Essa mudança é o foco da nova edição do livro “Para tudo começar na quinta-feira: o enredo dos enredos” (Ed. Mórula), escrito por Luiz Antonio Simas e Fábio Fabato. Com um relançamento programado para esta terça-feira (27), no Baródromo, às 18h30, a obra foi revista e ampliada, dez anos após sua primeira publicação.
A Virada em 2016
A obra é considerada uma referência no estudo dos enredos das escolas de samba, e os autores marcam 2016 como um ano decisivo. Neste período, os enredos começaram a se distanciar da lógica de promoção de marcas e a buscar uma maior profundidade cultural, abandonando o que Fabato chama de ‘carnamarketing’.

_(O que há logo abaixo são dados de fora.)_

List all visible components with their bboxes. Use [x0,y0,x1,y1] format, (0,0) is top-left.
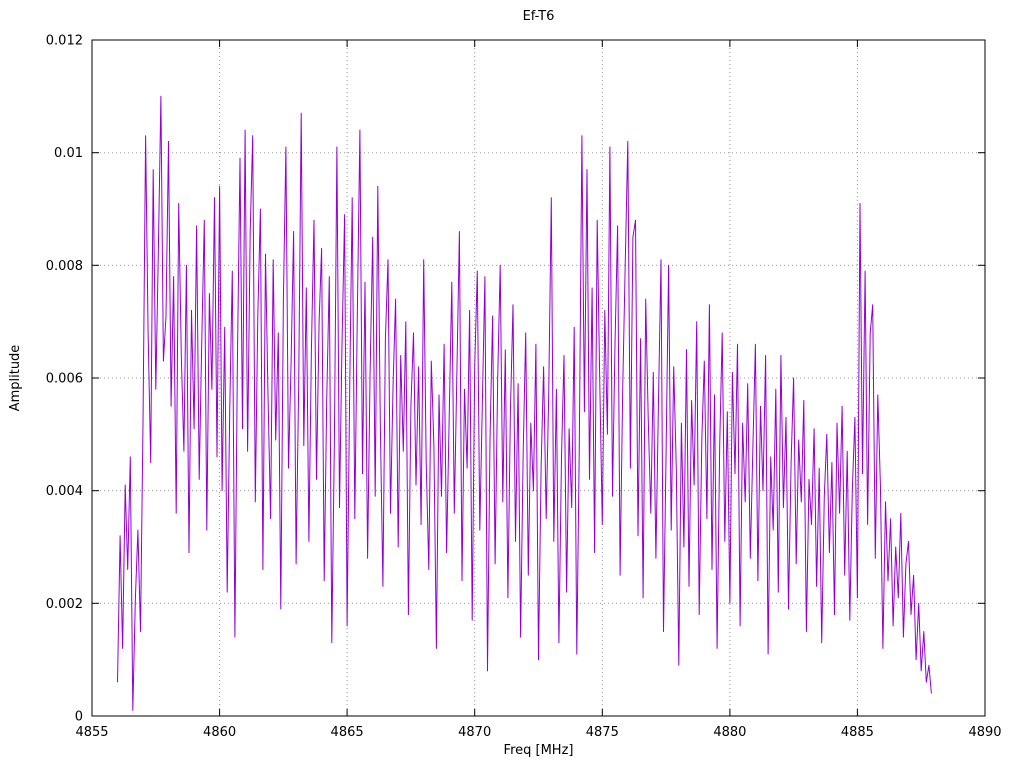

“Foi um momento em que as narrativas começaram a ganhar consistência e relevância cultural”, afirma Fabato, ressaltando a importância dessa reavaliação no desenvolvimento da festa.
Uma Nova Geração de Carnavalescos
O ano de 2016 também simbolizou uma renovação nas lideranças criativas dentro das escolas de samba. Grandes nomes do carnaval, como Renato Lage e Rosa Magalhães, passaram a fazer parcerias com novos talentos que observavam a festa com um olhar fresco. Um dos marcos dessa transição foi a estreia de Leandro Vieira no Grupo Especial, que rapidamente conquistou o título com a Mangueira, apresentando um enredo em homenagem a Maria Bethânia.
O sucesso de Vieira abriu portas para outros jovens carnavalescos, como Leonardo Bora e Gabriel Haddad, que começaram a conquistar destaque ao assinar projetos autorais e competir por prêmios nas maiores escolas. “É um rito de passagem muito visível, onde novos artistas interagem e competem com seus ídolos”, explica Fabato.
Crises e Reinvenções
A nova edição do livro também examina como as dificuldades financeiras das agremiações influenciaram essa virada estética e narrativa. Com cortes nas subvenções públicas e a escassez de patrocínios, as escolas foram obrigadas a repensar seus discursos.
“As escolas, diante da redução de verbas, elevaram a densidade cultural das suas apresentações. Temáticas e personagens cruciais da folia voltaram a ser o centro das propostas”, observa Fabato, que, ao longo da última década, elaborou quatro enredos para a Mocidade, incluindo uma homenagem à cantora Elza Soares.
Enredo em Transformação Constante
Simas e Fabato ressaltam que o quesito enredo está sempre em evolução, refletindo as mudanças sociais, políticas e culturais do Brasil. “Não existe um formato definitivo para o enredo; ele evolui com o tempo e deve ser reavaliado periodicamente”, afirma Simas.
Os autores acreditam que estamos em um período de ‘primavera temática’ no carnaval carioca, caracterizado pela diversidade de personagens e narrativas – uma tendência que se reflete nos enredos previstos para os próximos anos. “É interessante perceber que saberes que foram marginalizados no passado, hoje, se tornam referências centrais no Brasil”, comenta Simas.
Homenagem aos Mestres do Carnaval
A nova edição do livro também faz uma homenagem a Fernando Pamplona, conhecido como o pai dos carnavalescos modernos, que celebrará 100 anos em 2026. As ilustrações da capa e do interior da obra são de sua autoria, adicionando um elemento visual que enriquece a narrativa.
Além disso, o livro conta com contribuições de grandes nomes do carnaval, como Milton Cunha, que assina o prefácio, além de textos de Rosa Magalhães, Rachel Valença e João Gustavo Melo, formando um panorama abrangente da evolução dos enredos no carnaval carioca.